Plant managers can use this manual for practical guidance on providing and explaining information about chemical risks. A basic assumption of the manual is that risk communication, when done properly, is always better than stonewalling. In the long run, more effective risk communication will be better for plant managers, communities, and the chemical industry as a whole.

The manual consists of five substantive parts: (I) effectively communicating risk information; (II) guidelines for providing and explaining risk-related numbers and statistics; (III) guidelines for providing and explaining risk comparisons; (IV) concrete examples of risk comparisons; and (V) anticipating objections to explanations of chemical risks. The manual also includes a set of appendices containing tables of risk statistics and warning notes about the usefulness and reliability of the statistics.

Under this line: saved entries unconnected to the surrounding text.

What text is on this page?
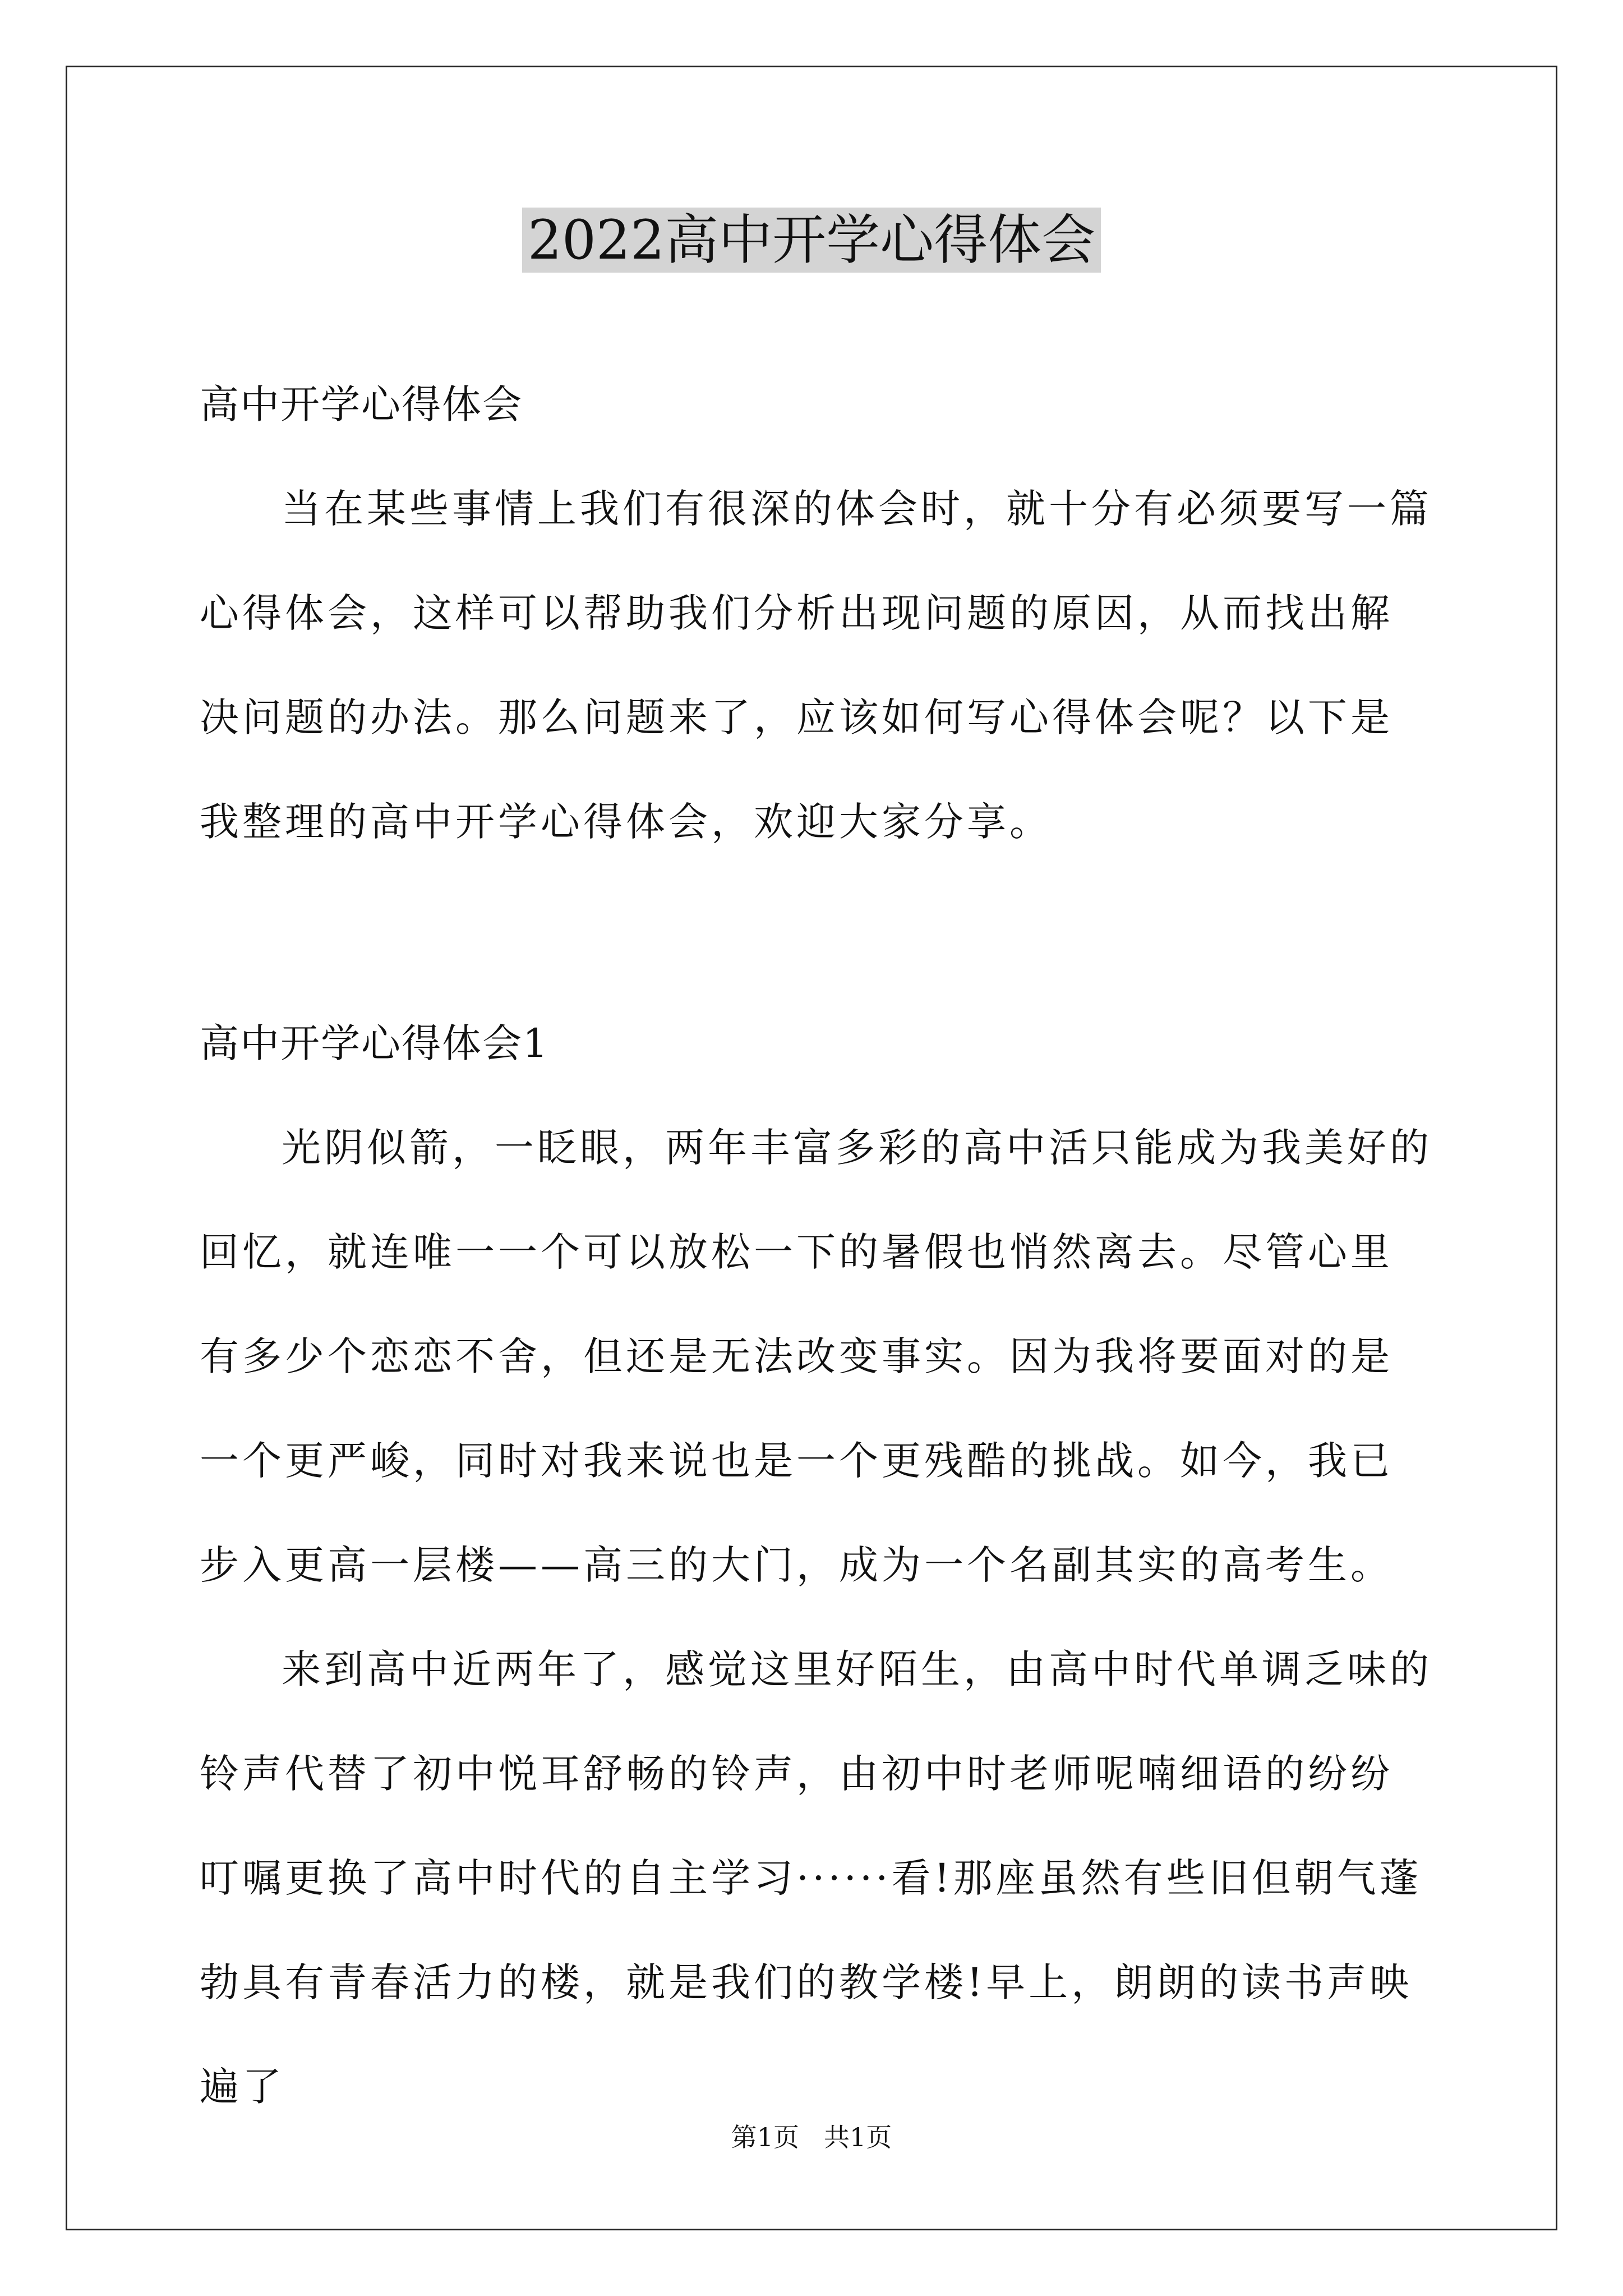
2022高中开学心得体会

高中开学心得体会

当在某些事情上我们有很深的体会时，就十分有必须要写一篇心得体会，这样可以帮助我们分析出现问题的原因，从而找出解决问题的办法。那么问题来了，应该如何写心得体会呢？以下是我整理的高中开学心得体会，欢迎大家分享。

高中开学心得体会1

光阴似箭，一眨眼，两年丰富多彩的高中活只能成为我美好的回忆，就连唯一一个可以放松一下的暑假也悄然离去。尽管心里有多少个恋恋不舍，但还是无法改变事实。因为我将要面对的是一个更严峻，同时对我来说也是一个更残酷的挑战。如今，我已步入更高一层楼——高三的大门，成为一个名副其实的高考生。

来到高中近两年了，感觉这里好陌生，由高中时代单调乏味的铃声代替了初中悦耳舒畅的铃声，由初中时老师呢喃细语的纷纷叮嘱更换了高中时代的自主学习······看!那座虽然有些旧但朝气蓬勃具有青春活力的楼，就是我们的教学楼!早上，朗朗的读书声映遍了

第1页 共1页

Although this manual will not try to cover all aspects of risk communication, neither will it be confined to such narrow topics as risk comparisons. To be useful, the manual must also address closely related topics, such as how best to explain information on emission levels and concentrations of chemicals in air and water. A short bibliography is provided at the end of the manual for those interested in pursuing these topics in greater depth.

Most of the material in the manual focuses on providing and explaining data on health risks, especially long-term data. The emphasis is not on providing and explaining information about the risks of accidents. In some cases, accidents raise similar communication issues — especially when most of the expected adverse health effects are long-term rather than acute. However, in dealing with risks of accidents, it is generally both more relevant and more reliable to focus on preventive measures, emergency response procedures, containment and remediation procedures, and the extent of the possible damage.